10 responses to “Take Heart

  1. Yeah, when did Valentines become all about rich sauces and huge hunks of meat?
    Now, a little dark chocolate? That’s good for almost anyone…

  2. As a physician who has cared for many people with heart disease, I have seen how the choices people make affect their health. Unless you are blessed with great genes, my best advice to people is “all things in moderation”. We don’t need have to deprive ourselves totally but can make heart healthy choices that still taste wonderfully. Thanks for giving us some intellectual food for thought as your column is always stimulating

  3. Thank you, Amy Rogers, for helping us remember the importance of our heart health and taking care of ourselves. I’m looking forward to trying out the salmon recipe, but right now, I think I’ll go for that walk I was considering. Happy Valentines Day!

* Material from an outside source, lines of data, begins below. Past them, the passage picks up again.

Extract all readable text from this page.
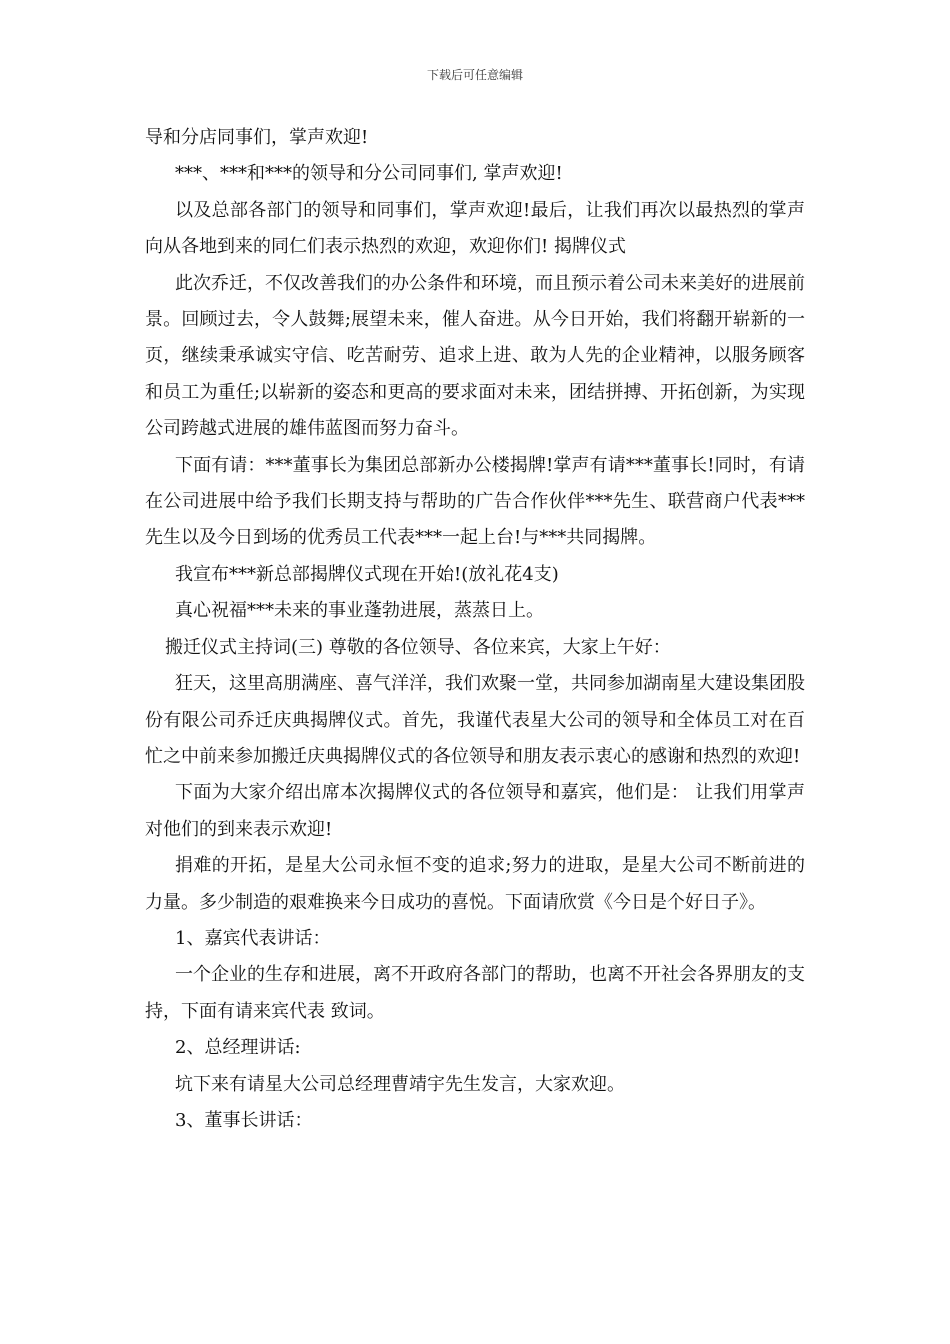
下载后可任意编辑

导和分店同事们，掌声欢迎!

***、***和***的领导和分公司同事们, 掌声欢迎!

以及总部各部门的领导和同事们，掌声欢迎!最后，让我们再次以最热烈的掌声向从各地到来的同仁们表示热烈的欢迎，欢迎你们! 揭牌仪式

此次乔迁，不仅改善我们的办公条件和环境，而且预示着公司未来美好的进展前景。回顾过去，令人鼓舞;展望未来，催人奋进。从今日开始，我们将翻开崭新的一页，继续秉承诚实守信、吃苦耐劳、追求上进、敢为人先的企业精神，以服务顾客和员工为重任;以崭新的姿态和更高的要求面对未来，团结拼搏、开拓创新，为实现公司跨越式进展的雄伟蓝图而努力奋斗。

下面有请：***董事长为集团总部新办公楼揭牌!掌声有请***董事长!同时，有请在公司进展中给予我们长期支持与帮助的广告合作伙伴***先生、联营商户代表***先生以及今日到场的优秀员工代表***一起上台!与***共同揭牌。

我宣布***新总部揭牌仪式现在开始!(放礼花4支)

真心祝福***未来的事业蓬勃进展，蒸蒸日上。

搬迁仪式主持词(三) 尊敬的各位领导、各位来宾，大家上午好：

狂天，这里高朋满座、喜气洋洋，我们欢聚一堂，共同参加湖南星大建设集团股份有限公司乔迁庆典揭牌仪式。首先，我谨代表星大公司的领导和全体员工对在百忙之中前来参加搬迁庆典揭牌仪式的各位领导和朋友表示衷心的感谢和热烈的欢迎!

下面为大家介绍出席本次揭牌仪式的各位领导和嘉宾，他们是： 让我们用掌声对他们的到来表示欢迎!

捐难的开拓，是星大公司永恒不变的追求;努力的进取，是星大公司不断前进的力量。多少制造的艰难换来今日成功的喜悦。下面请欣赏《今日是个好日子》。

1、嘉宾代表讲话：

一个企业的生存和进展，离不开政府各部门的帮助，也离不开社会各界朋友的支持，下面有请来宾代表 致词。

2、总经理讲话:

坑下来有请星大公司总经理曹靖宇先生发言，大家欢迎。

3、董事长讲话：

  4. My radio show theme tonight is broken hearts… the Post Valentine’s Apocolypse Show… but nothing would be more heartbreaking than to lose someone you know to heart disease. I worked in health care, with the emphasis on preventive measures, for a decade and from a personal standpoint, heart issues loom large in my life… my family has been affected by heart problems and high blood pressure. So, I take health and prevention as seriously as I possibly can.

    This essay has the capacity to move a lot of people to take the necessary steps to reduce the risk of heart disease. Go red for heart health… thanks for starting the conversation (hearts), WFAE and Ms. Rogers.

    Clair DeLune
    Blues Moon Radio
    Columbia SC

  5. Meg Humphrey

    Nothing says “I love you” like serving your beloved meals that will keep them around longer. I’ll definitely try this reciope!

  6. Perfect day for this important reminder.

  7. Jenny Rosenthal

    Thank you ,Amy ,for your HEARTfelt words. I will be trying the recipe this week.

  8. As someone who has had both parents suffer multiple heart attacks, I cannot thank you enough for this wonderful article reminding us of the importance of heart healthy meals.

  9. Thanks sis for this essay. It’s so meaningful to me. What I meant to tell you about George’s appetite exhibit is he had M&Ms made with his face on them…now why aren’t you surprised!!!

  10. Thanks for the great reminder! We always indulge in such high calori meals when it comes to celebrations! I agree with Meg about serving healthy food to show our love!